Spoiler Alert: These essays are ideally to be read after viewing the respective films.

Sunday, September 23, 2018

De-Lovely

Cole Porter (1891-1964), an American composer and songwriter, is the centerpiece of the film, De-Lovely (2004). The film begins when he meets Linda, who would become his wife. Their relationship is at the center of the story, as well as Porter’s love songs sung throughout the film. Although the complicated nature of the relationship takes center stage, the film can be viewed as a moving snapshot of the first half of the twentieth century, when film made inroads that would dwarf the stage.

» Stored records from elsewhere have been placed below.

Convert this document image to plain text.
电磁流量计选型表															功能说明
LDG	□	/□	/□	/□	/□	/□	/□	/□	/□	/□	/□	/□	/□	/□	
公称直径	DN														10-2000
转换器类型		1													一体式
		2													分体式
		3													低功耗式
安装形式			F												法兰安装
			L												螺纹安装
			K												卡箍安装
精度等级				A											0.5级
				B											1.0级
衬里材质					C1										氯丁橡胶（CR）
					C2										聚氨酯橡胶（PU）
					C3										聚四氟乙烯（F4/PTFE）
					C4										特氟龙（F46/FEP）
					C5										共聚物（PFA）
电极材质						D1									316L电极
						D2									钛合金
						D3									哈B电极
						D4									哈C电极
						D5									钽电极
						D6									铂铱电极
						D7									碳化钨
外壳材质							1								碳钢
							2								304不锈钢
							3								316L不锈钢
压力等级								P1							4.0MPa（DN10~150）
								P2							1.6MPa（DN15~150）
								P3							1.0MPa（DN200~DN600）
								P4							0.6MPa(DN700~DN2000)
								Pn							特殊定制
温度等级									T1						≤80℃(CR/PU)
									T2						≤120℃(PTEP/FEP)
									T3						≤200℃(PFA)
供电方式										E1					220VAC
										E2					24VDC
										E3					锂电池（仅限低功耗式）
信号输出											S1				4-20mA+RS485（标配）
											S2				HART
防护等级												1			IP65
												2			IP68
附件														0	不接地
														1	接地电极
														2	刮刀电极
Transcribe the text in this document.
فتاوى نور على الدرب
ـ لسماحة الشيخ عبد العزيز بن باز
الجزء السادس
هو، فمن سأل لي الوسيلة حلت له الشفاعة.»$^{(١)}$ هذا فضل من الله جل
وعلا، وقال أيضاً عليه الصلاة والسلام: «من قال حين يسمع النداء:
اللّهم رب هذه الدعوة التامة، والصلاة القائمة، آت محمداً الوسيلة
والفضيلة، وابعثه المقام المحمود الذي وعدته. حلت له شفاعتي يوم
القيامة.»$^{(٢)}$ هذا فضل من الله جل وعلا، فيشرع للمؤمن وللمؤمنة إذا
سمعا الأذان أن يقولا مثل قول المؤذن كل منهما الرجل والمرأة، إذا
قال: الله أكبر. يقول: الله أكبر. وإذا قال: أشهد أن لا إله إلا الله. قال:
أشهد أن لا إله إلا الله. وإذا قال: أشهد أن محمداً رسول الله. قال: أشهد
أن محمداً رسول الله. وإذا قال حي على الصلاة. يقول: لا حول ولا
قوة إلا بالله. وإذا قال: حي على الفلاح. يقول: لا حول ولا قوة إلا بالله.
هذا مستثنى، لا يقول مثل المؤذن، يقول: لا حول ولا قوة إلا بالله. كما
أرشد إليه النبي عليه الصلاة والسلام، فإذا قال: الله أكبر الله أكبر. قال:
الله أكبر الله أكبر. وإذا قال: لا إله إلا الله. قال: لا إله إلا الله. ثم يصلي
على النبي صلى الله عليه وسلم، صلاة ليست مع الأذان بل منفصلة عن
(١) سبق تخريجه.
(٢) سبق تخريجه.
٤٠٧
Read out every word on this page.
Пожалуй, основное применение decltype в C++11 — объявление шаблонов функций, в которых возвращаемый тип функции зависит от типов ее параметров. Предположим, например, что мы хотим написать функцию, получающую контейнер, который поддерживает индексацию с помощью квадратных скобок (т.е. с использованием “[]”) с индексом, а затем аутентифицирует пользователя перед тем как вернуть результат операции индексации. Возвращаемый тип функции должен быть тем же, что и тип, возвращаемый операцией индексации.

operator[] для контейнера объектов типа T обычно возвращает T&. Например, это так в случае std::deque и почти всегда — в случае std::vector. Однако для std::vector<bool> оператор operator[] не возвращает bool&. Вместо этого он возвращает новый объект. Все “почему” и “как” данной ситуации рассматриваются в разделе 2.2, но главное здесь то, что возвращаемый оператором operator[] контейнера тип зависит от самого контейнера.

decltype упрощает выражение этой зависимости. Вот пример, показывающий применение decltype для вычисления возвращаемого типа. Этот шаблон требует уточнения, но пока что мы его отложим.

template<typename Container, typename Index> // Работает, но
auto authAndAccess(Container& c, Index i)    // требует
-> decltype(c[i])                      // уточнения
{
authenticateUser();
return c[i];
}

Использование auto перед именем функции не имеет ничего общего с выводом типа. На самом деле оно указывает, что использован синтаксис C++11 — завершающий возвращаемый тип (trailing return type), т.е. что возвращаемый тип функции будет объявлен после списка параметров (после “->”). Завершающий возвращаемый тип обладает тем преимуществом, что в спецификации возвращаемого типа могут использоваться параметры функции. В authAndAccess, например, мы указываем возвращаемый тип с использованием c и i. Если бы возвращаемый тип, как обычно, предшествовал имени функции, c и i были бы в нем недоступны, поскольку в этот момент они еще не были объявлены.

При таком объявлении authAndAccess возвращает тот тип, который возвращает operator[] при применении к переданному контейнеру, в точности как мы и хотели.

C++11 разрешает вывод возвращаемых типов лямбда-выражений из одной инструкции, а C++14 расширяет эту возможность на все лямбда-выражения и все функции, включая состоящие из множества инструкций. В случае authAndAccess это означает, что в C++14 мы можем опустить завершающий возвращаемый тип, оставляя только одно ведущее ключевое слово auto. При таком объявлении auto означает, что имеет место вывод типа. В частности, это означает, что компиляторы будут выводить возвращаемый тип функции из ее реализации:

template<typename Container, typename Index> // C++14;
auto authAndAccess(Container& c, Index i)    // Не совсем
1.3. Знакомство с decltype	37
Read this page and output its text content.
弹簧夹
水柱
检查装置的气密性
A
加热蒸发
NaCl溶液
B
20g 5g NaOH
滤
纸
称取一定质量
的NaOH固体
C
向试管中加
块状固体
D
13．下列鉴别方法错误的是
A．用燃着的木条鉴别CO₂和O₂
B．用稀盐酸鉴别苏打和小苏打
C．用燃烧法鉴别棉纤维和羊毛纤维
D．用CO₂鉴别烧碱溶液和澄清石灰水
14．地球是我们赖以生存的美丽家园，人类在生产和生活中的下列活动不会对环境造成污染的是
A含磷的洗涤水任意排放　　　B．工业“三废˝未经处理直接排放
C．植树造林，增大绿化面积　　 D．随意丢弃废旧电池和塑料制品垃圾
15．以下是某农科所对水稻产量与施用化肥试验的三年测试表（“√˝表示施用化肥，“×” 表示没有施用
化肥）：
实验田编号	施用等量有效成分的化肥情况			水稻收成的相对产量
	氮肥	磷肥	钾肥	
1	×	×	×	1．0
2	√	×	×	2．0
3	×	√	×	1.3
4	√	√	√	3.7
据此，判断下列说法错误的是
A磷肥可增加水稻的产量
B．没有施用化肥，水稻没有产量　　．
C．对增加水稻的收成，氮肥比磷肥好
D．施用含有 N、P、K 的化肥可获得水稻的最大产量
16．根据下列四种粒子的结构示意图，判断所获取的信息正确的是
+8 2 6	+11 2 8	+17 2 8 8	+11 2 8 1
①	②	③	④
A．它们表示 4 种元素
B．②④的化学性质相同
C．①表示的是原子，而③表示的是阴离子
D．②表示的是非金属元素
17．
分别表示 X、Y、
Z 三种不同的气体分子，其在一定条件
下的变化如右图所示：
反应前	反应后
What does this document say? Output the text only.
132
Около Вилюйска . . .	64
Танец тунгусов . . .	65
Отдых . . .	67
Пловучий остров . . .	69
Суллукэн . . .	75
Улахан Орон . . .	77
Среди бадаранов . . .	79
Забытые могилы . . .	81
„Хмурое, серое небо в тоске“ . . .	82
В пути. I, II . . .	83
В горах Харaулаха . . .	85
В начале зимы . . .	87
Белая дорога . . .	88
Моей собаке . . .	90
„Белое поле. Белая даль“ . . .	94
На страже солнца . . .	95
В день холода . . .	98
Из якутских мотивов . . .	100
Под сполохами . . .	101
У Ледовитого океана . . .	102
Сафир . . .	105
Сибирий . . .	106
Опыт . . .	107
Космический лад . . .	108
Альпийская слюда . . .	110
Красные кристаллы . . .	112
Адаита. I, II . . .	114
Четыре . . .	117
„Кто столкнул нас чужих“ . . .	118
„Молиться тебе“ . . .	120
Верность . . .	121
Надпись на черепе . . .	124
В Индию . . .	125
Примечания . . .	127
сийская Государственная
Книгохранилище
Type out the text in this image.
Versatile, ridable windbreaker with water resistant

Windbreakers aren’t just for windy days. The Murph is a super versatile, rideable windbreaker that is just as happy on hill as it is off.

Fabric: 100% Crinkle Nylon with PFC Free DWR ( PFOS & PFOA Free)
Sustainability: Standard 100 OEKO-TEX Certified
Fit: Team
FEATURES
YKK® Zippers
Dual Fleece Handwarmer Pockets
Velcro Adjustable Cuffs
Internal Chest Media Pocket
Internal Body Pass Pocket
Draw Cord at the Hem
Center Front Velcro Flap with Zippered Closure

The message is clear: quality (e.g. clever humor) was be sacrificed, or “dumbed down,” to be attractive to the much larger movie-market. In other words, entertainment would have to become virtual eye-candy to be attractive to the ordinary American. In the film, Porter’s “Be a Clown” is meant as a swipe at J.B. Meyer even as the eye-candy visuals were deployed to tickle his ribs so he would be oblivious to the insult being leveled at his industry, and thus himself.
Linda Porter is more direct at the film’s party at the set, likening Hollywood to being deep down in an ocean—suggestive of the bisexual activities of Cole having found ready outlets in L.A.—rather than being in warm and sunny southern California. No opening after-party on Broadway would take place literally on a stage. How low class that would be!
Lastly, after watching a private screening of Night and Day (1946), in which Cary Grant is implausibly cast to play Cole Porter, neither Cole nor Linda is impressed. Looking at the attempt to capture Cole’s life in film, the couple could be concluding, moreover, that the ascendancy of film would result in a new decadence—a new low—in American entertainment.
Had they been around, the Porters would have stayed home rather than see the slew of disaster sans narrative films, such as Earthquake (1974), The Day After Tomorrow (2004), and San Andreas (2015).  An interesting question is how Cole Porter viewed the decline in the number of Hollywood musicals beginning in the 1950s as the studio system started to come apart. He likely did not appreciate the dollar argument wherein what is produced should be what will maximize revenue, even if Porter benefitted financially from higher ticket sales of his films. It seems to me that the film medium is not to blame, for the film, Amadeus (1984), shows the existence of low theatre in the eighteenth century, before cinema would come into being.
Both theatre and film can go to the most base in terms of humor and narrative to titillate certain market-segments, while producing truly astonishing quality. Hence, films like Dumb and Dumber (1994) have not been made with an eye to getting an Academy Award, whereas films like The Iron Lady (2011) and Lincoln (2012) likely were. Astonishingly, actors like Meryl Streep can play in both camps, such as in starring in films like The Iron Lady and The Devil Wears Prada (2006) and yet also films like Mamma Mia! (2008) and Mamma Mia! Here We Go Again (2018). I am not saying that the latter films cannot or should not be taken to be entertaining; rather, I am pointing to the sheer distance between such films and those that receive best picture and acting nominations at the Academy of Motion Pictures. The existence of films such as Dumb and Dumber does not negate the high art of the films that are nominated (and win) Academy awards.